Pexelizumab and infarct size in patients with acute myocardial infarction undergoing primary percutaneous coronary Intervention: a delayed enhancement cardiac magnetic resonance substudy from the APEX-AMI trial.

Publication , Journal Article

Patel, MR; Worthley, SG; Stebbins, A; Dill, T; Rademakers, FE; Valeti, US; Barsness, GW; Van de Werf, F; Hamm, CW; Armstrong, PW; Granger, CB; Kim, RJ

Published in: JACC Cardiovasc Imaging

January 2010

Published version (DOI) Link to item

OBJECTIVES: The purpose of the study was to understand determinants of infarct size in a primary percutaneous intervention (PCI) population treated with pexelizumab compared with placebo.
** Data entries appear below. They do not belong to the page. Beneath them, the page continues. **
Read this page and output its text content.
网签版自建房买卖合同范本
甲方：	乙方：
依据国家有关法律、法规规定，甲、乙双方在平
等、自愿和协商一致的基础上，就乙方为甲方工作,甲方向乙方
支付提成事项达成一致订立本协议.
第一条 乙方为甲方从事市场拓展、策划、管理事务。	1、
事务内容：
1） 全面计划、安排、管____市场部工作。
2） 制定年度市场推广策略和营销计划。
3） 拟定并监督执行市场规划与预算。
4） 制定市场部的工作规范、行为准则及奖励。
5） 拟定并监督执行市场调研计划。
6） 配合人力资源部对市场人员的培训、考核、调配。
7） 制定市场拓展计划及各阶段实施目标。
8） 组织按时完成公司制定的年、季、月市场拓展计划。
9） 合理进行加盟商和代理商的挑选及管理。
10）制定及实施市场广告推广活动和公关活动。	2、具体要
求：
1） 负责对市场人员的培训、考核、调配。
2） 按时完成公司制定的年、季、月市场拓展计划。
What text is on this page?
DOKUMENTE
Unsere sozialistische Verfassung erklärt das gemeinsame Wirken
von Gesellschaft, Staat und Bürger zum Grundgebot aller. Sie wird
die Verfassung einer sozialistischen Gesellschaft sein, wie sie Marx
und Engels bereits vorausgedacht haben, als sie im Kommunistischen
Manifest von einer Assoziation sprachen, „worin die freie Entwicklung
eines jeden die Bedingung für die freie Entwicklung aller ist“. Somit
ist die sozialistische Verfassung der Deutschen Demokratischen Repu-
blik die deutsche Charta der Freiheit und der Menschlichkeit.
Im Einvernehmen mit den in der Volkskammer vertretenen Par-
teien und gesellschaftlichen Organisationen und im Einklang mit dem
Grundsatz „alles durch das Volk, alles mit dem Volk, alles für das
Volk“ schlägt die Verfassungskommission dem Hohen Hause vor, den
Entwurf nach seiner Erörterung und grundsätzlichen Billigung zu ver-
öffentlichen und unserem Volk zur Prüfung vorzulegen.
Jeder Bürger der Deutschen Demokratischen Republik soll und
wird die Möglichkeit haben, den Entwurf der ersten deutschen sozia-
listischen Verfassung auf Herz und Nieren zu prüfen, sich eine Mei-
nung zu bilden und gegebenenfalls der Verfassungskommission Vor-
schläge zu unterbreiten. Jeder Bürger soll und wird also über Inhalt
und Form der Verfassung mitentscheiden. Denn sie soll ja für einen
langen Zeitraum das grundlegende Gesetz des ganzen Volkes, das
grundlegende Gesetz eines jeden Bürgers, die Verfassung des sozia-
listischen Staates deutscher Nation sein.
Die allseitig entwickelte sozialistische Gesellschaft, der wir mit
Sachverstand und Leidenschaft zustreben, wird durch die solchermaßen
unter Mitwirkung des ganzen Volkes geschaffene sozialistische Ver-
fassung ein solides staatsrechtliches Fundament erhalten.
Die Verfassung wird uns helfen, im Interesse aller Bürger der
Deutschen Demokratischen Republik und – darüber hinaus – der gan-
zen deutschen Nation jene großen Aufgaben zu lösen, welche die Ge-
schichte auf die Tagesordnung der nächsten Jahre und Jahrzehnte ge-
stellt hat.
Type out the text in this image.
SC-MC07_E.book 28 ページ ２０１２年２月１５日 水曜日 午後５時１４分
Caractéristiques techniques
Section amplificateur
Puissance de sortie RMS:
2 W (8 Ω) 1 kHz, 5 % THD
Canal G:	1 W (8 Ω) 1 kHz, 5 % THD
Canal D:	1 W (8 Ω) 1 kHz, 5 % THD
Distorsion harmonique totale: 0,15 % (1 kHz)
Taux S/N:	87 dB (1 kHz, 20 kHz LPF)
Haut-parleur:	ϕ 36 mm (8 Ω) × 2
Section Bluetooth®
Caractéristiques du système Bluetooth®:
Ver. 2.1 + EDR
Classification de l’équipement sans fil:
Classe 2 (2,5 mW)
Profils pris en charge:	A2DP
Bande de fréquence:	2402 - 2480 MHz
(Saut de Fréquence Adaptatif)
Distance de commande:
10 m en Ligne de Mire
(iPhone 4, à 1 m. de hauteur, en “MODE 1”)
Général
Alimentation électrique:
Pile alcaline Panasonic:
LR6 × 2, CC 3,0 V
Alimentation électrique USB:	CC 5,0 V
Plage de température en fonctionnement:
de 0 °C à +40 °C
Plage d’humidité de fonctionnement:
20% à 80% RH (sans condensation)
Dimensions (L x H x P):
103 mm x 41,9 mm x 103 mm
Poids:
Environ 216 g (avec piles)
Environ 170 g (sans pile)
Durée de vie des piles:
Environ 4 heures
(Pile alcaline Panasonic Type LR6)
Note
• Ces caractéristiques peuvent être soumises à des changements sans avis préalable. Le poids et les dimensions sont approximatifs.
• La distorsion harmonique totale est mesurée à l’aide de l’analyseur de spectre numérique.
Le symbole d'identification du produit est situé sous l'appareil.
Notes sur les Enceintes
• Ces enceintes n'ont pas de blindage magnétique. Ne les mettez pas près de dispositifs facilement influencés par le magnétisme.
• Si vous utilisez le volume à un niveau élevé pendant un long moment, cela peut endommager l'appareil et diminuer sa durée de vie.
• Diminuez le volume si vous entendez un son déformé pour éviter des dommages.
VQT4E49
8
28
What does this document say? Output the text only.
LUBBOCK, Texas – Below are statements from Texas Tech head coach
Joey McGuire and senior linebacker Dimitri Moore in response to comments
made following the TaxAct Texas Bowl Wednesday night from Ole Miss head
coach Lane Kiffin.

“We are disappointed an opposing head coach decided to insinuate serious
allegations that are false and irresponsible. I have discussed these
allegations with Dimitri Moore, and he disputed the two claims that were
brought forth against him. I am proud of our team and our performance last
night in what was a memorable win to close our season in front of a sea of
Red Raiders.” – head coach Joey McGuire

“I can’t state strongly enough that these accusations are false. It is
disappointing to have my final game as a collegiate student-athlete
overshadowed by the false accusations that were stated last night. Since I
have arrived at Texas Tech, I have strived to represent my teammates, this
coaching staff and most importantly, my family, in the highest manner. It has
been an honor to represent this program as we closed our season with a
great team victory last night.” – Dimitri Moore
BACKGROUND: In the multicenter APEX-AMI (Pexelizumab in Conjunction With Angioplasty in Acute Myocardial Infarction) trial, pexelizumab did not reduce 90-day mortality. Cardiac magnetic resonance (CMR) with delayed enhancement was used in a substudy evaluating infarct size and left ventricular ejection fraction (LVEF). METHODS: Consecutive patients undergoing primary PCI for first myocardial infarction (MI) as part of the APEX-AMI trial were enrolled in this substudy at 5 centers. The CMR was completed on days 3 to 5 (n=99) and day 90 (n=83) following PCI. Central core lab-masked analyses for quantified LVEF, volumes, and infarct size by planimetry were performed. RESULTS: Patients were 60+/-12 years of age, male (n=83 [84%]), had similar time from symptom onset to presentation (median 2.6 h vs. 2.5 h; p=1.0), and similar baseline ST-segment deviation (13.5 mm vs. 14 mm; p=0.59) in both groups. Pexelizumab-treated patients had smaller infarct size (day 3 LV 10.5% vs. 16.2%, p=0.022; day 90 LV 5.9% vs. 12.4%, p=0.015) and higher LVEF (day 3 50.3% vs. 46.2%, p=0.073; day 90 53.9% vs. 49.3%, p=0.036) compared with placebo-treated patients. The median peak creatine kinase in the pexelizumab group was also significantly less than placebo (922 mg/dl vs. 1,973 mg/dl; p=0.03). Notably, the pexelizumab group had lower Thrombolysis In Myocardial Infarction (TIMI) flow grade pre-PCI (46.9% vs. 75.0%; p=0.018), a difference not seen in the overall APEX-AMI study. A multivariate model including baseline features and pexelizumab treatment found anterior MI location and pre-PCI TIMI flow to be significant independent predictors infarct size (p=0.001), whereas pexelizumab was not (p=0.29). No death, heart failure, or shock was noted in either substudy group at 90 days. CONCLUSIONS: In a CMR substudy of pexelizumab in MI, baseline TIMI flow grade and anterior location were the only predictors of infarct size, with a reduction of pre-PCI TIMI flow grade 0 by 28%, leading to a 35% reduction in infarct size. (The APEX-AMI Trial; NCT00091637).